Approach to Compensation
Law firm compensation systems reflect actions that firms have determined are important such as bringing in clients, getting business from clients and generating billable hours. These are metrics which are built around things that lawyers believe to be important, but they are not necessarily items that are important to the business. Growing your business requires more than rainmaking. It also requires leadership, mentorship, technological proficiency, financial expertise and practice management. But, few firms provide a financial incentive for their lawyers for these kinds of investments of their time. As a result, few lawyers invest in building these skills. This makes for a business model that emphasizes rewarding rainmakers rather than rewarding the work of creating business models that live beyond the current generation of rainmakers.
Profits Per Partner
The law firm model of dividing profit at the end of the year rather than investing money into the business is a principle that is lawyer-focused rather than client-focused. Client-focused ventures are interested in research and development and technology developments. Building law firms that provide services to clients in new ways, that allow for exploration of resources, purchase of new products and training in new areas, requires an investment of money. Too often, lawyers must decide whether to spend money while knowing that money that is not spent goes back into their pocket. The conflict is often too difficult to overcome. So, the end-of-year dividend is greater for each lawyer, but the firm as a whole suffers.
Failing to Plan for Transitions
Building one-generation law firms is lawyer-focused. Building a law firm that can provide long-term service to clients is the essence of excellent client service. Your clients are planning for their own succession, how can you as their advisor and counselor ignore the same good advice?
Lawyer Focused Personnel Policies
Many law firms have one set of policies for lawyers and another for employees. For example, it’s not uncommon that paralegals receive 6 weeks of maternity leave while attorneys receive 3 months.

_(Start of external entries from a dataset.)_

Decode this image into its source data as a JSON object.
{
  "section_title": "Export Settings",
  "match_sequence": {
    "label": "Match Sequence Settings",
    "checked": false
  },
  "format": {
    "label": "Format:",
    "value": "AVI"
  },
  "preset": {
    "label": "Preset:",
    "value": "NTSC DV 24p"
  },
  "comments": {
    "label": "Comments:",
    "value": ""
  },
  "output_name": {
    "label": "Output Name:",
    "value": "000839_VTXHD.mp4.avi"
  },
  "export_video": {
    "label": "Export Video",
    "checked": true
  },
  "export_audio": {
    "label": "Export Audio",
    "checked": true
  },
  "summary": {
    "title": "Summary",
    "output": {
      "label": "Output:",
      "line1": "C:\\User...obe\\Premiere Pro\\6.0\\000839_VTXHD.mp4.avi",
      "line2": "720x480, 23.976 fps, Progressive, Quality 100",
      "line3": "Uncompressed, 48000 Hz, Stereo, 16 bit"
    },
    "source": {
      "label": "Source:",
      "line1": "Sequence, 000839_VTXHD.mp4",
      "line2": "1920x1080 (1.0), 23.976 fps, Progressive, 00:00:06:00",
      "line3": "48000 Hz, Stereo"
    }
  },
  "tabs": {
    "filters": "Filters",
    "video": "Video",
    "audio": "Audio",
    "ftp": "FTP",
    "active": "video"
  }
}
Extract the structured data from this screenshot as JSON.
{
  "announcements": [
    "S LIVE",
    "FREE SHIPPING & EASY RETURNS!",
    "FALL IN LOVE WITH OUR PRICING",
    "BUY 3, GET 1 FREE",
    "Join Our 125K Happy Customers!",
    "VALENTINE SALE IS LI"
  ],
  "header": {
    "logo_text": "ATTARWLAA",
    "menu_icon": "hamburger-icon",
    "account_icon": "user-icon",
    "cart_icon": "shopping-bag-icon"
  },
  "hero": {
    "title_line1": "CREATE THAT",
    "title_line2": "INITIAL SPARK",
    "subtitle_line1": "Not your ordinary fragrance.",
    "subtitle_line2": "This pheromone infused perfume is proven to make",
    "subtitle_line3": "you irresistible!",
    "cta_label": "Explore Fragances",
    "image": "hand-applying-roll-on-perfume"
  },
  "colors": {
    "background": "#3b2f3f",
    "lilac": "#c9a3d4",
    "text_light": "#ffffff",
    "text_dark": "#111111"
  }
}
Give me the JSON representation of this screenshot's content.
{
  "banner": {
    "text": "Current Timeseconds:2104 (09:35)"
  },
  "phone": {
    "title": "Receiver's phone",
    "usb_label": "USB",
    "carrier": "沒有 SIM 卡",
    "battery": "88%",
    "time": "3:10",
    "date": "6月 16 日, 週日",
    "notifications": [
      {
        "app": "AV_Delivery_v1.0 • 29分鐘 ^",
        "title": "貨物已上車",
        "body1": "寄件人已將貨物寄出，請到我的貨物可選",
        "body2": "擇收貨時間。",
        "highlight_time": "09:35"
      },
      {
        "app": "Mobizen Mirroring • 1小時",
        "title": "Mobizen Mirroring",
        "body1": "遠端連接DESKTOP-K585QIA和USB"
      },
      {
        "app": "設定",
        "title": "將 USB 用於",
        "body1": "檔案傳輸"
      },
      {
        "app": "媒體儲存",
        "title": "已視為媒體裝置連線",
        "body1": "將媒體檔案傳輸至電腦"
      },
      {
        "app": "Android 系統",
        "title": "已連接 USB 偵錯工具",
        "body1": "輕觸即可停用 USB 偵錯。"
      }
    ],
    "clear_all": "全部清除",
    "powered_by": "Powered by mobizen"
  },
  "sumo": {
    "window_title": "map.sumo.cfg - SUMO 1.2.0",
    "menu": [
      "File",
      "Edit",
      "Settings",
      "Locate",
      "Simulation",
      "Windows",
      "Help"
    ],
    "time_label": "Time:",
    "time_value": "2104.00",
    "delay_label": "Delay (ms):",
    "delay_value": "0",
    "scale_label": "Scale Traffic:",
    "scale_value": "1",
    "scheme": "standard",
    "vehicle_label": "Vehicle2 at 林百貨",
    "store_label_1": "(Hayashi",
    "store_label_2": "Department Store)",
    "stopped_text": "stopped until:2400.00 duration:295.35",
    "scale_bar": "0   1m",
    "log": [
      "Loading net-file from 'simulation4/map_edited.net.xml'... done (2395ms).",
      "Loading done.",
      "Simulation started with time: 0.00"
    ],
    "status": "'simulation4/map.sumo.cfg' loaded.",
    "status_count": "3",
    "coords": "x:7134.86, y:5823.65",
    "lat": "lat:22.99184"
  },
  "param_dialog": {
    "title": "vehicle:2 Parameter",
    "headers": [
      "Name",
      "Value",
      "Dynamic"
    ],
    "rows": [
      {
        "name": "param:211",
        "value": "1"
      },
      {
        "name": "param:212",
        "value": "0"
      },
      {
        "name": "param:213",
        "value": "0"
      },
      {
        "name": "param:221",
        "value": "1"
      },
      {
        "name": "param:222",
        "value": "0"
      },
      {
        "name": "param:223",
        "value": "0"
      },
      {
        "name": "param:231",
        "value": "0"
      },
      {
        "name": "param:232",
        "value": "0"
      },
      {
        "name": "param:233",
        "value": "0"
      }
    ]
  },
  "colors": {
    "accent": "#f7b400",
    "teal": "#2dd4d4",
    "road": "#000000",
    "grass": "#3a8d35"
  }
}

Compare this to the national brokerage firm, TD Ameritrade, where all parents – moms, dads, and adoptive parents – receive 16 weeks of parental leave.
A different personnel policy for lawyer parents signifies that some people in the organization are more important than others, a lawyer-focused mindset.
Classification of People
A common complaint and real issue in work place morale is the idea that we are classified as J.D.s and everyone else.
This negates the idea that people without a law degree can bring value to your firm. One problem with this mindset, other than the fact that it is just wrong and is certainly outdated, is that it becomes the culture of the law firm. And it’s hard to shake off your culture. So, when a lawyer interacts with clients, who usually are not lawyers, the lawyer is steeped in the mindset that lawyers are somehow better. This is not a client-focused behavior. It often impacts a lawyer without the lawyer being aware of it, in the lawyer’s interactions with clients, other professionals and community members.
Lawyers say all the right things when it comes to client service. Now it’s time to implement policies that show you mean what you say.